Attempting to change the system from within, or even attempting to live above or away from it, becomes futile. Like Sisyphus and his rock, there is no variation; a person like Detective McNulty or D'Angelo Barksdale may want to prove they can effect change in their respective field, but when everyone else has succumbed to the attitude that "business as usual" is the only approach, it becomes impossible to make those differences happen.

Keep in mind that this is a television show, albeit a brilliant one, and this is just my interpretation of one of the many things the show tries to say. Maybe I, like Detective McNulty, am my own fatally optimistic worst enemy by hoping that The Wire is wrong. That's where Erica Goldson comes in. She graduated from Coxsackie-Athens High School back in June and gave the speech linked above.

As a teacher, this is quite the inspiring speech because of -- not in spite of -- its blunt honesty. More than anything, it is my greatest hope that my students figure out how to think, especially for themselves. That's something I'd love to see them demonstrate on a regular and consistent basis, and it saddens me when they clearly don't. Writing a coherent paper or knowing not to fragment sentences comes secondary to a student that can see the Game for what it is. Make no mistake, as it stands right now, education is every bit the Game that The Wire shows every other system to be. It beats original thought and new ideas out of students so that it can measure its own progress as a way to pat itself on the back. Effecting change becomes next to impossible and teachers have to resign themselves to the incremental progress they may or may not see in the students they teach for an inkling of hope.

Erica figured that out. Those caught in this particular Game oftentimes fail to see it. She stood up when an opportunity arose and made it known that she saw school for what it is and what it can be. She yearns to change the system but knows that it has to be done at the individual level. It's a student's job to question and explore. Reality is based exclusively on perspective and, as Erica says in her speech, students must "create your own perspective." In a culture that has thus far encouraged students to regurgitate the opinions of others in lieu of their own and where opinion is something that can be obtained from Sparknotes, there is an urgent need for students to take ownership of their own education.

It is our job as teachers to be the "avant-garde" educator that can get students to see the world for themselves instead of as the perception that the system would like them to have. This inevitably means going against the system, butting heads with it and making life harder. The easier road is the one where a teacher puts their head down, goes along with the latest educational fad and toes the company line; in my short time as an educator, I've found myself guilty of taking this easier road. I want to be able to keep buying DVDs of The Wire, after all. That becomes hard to do when there isn't a source of income present.

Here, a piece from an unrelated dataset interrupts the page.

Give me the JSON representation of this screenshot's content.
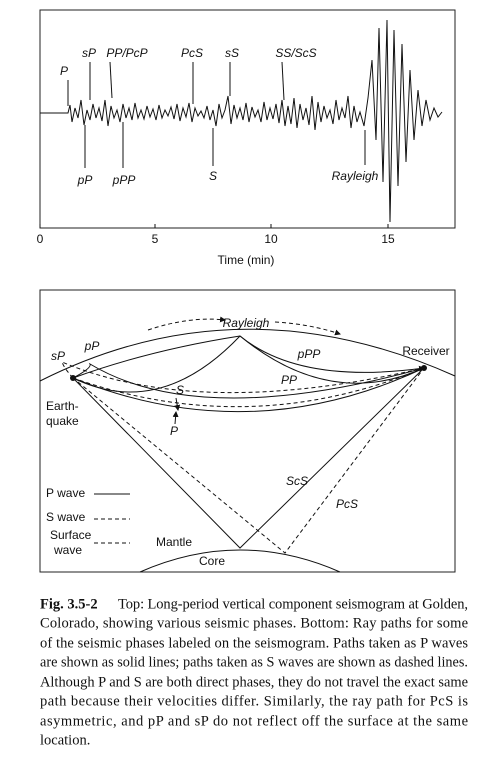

My goal is to reflect back over the course of this new school year on Erica Goldson's speech while I'm trying to incorporate learning objectives and scales into my teaching. I want to encourage students to recognize the Game around them and hopefully impart a little bit of my own experience to encourage said students to speak up and challenge me with -- and not to mention form -- their own opinions.

And if that doesn't work I will just give up. No, wait--!